Last April when Whitmer authorized a spirits buyback program for on-premises liquor licensees whose businesses were affected by the pandemic, and as a result more than $3.3 million in financial relief went to 670 bar and restaurant owners across the state. She recently announced a second liquor buyback that is in the works.
Back in June, the governor signed legislation allowing bars and restaurants to sell cocktails and alcoholic drinks to-go for the first time in Michigan and expanded bars’ seating capacity in outdoor social districts.
Michigan Attorney General Dana Nessel also praised the state’s bar and restaurant owners: "I applaud every business owner in Michigan who has stepped up, braced themselves for the storm, and complied with Michigan’s public health emergency orders."
"This pandemic has brought them to their knees, but the vast majority of them have worked hard to stay open during the worst of times. Their creativity, innovation and sheer fortitude have set the gold standard for the rest of us," Nessel continued.
Nessel’s office is working closely with the Michigan Liquor Control Commission (MLCC) as it exercises its enforcement duties. The MLCC, housed in the Department of Licensing and Regulatory Affairs (LARA), issues and renews more than 19,000 liquor licenses -- of which approximately 8,500 are for on-premises establishments: bars and restaurants.
"We must certainly recognize these business owners for their compliance with emergency health orders during this unprecedented time," LARA Director Orlene Hawks said. "They have made great sacrifices limiting their business operations and for that, we are all grateful. By adhering to these temporary health safety measures, 2021 will be a great comeback year for these businesses who are the backbone of our economy."

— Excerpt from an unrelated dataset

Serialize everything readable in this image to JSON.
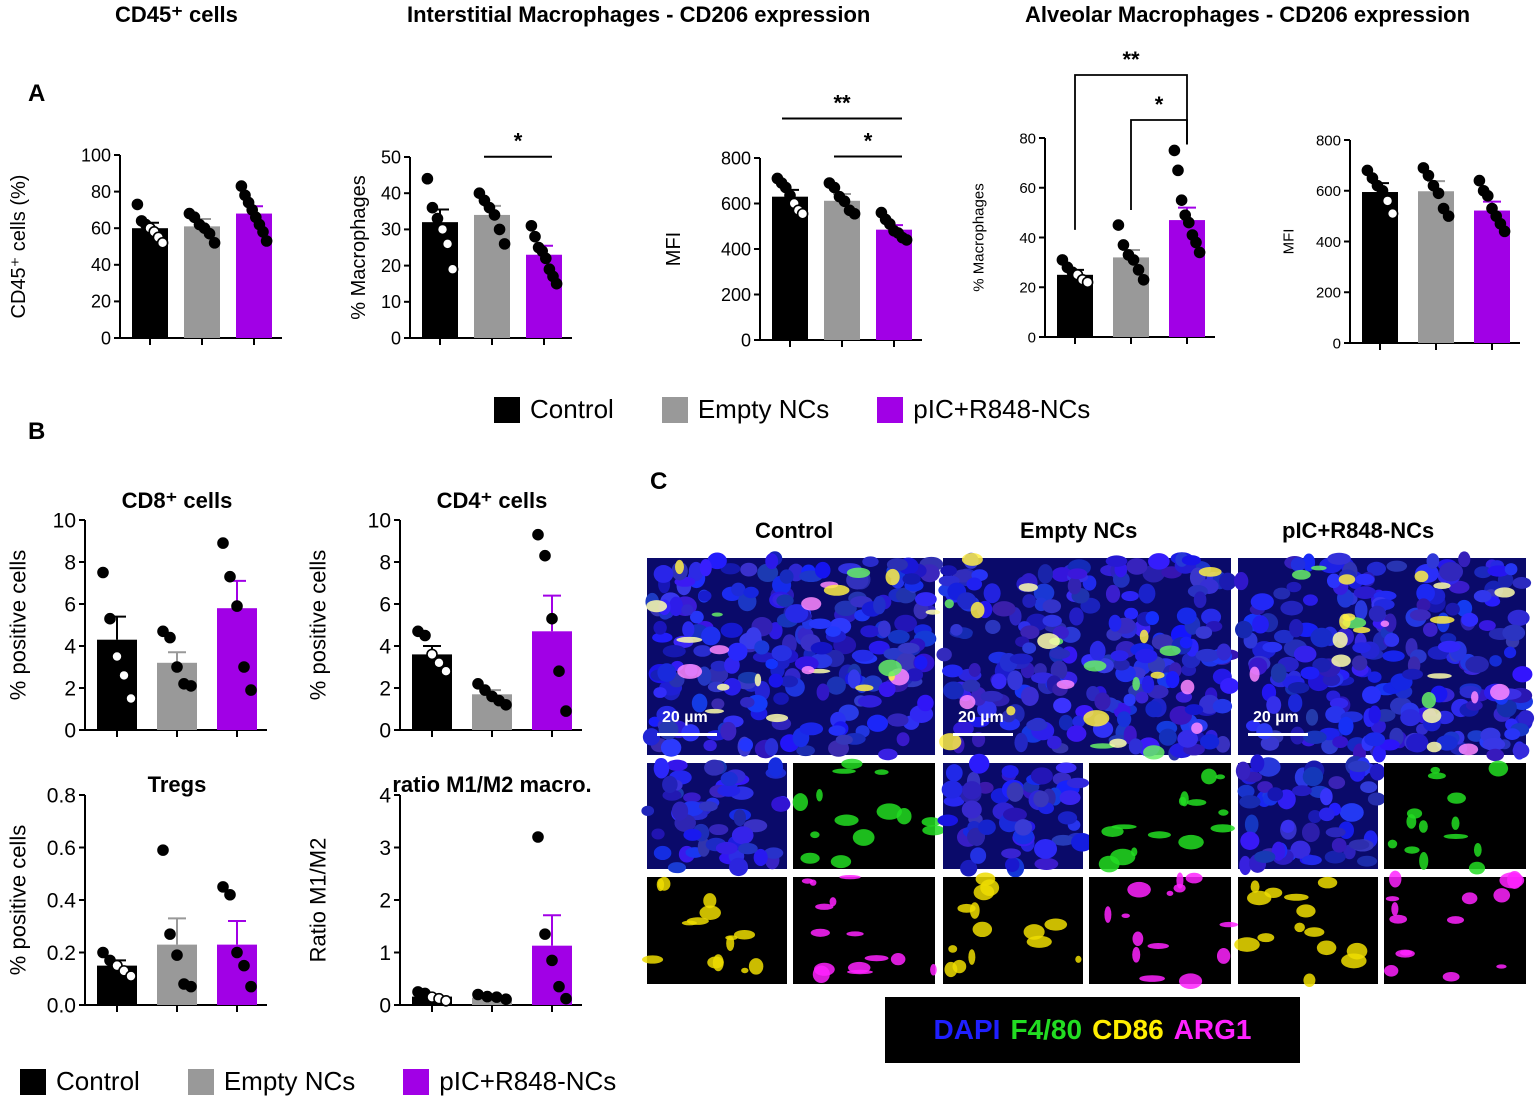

The MLCC Chair Pat Gagliardi noted that the vast majority of liquor licensees are compliant with emergency public health orders and have taken the high road, setting high standards for the industry.
"I am extremely proud of these business owners who have set an exemplary example during these tough times," Gagliardi said. "These licensees know that having a liquor license is a privilege that comes with responsibilities; namely, protecting consumers and the general public."
Of the approximately 8,500 on-premises liquor licensees in the state, the MLCC has suspended the liquor licenses of a total of 32 establishments for violations due to the COVID-19 pandemic since last September.
The licensees’ multiple violations of the current MDHHS order include allowing non-residential, in-person gatherings; providing in-person dining; failure to require face coverings for staff and patrons; and failure to prohibit patrons from congregating.
To date, there have been more than 519,000 confirmed cases of COVID-19 in Michigan, resulting in more than 13,300 deaths.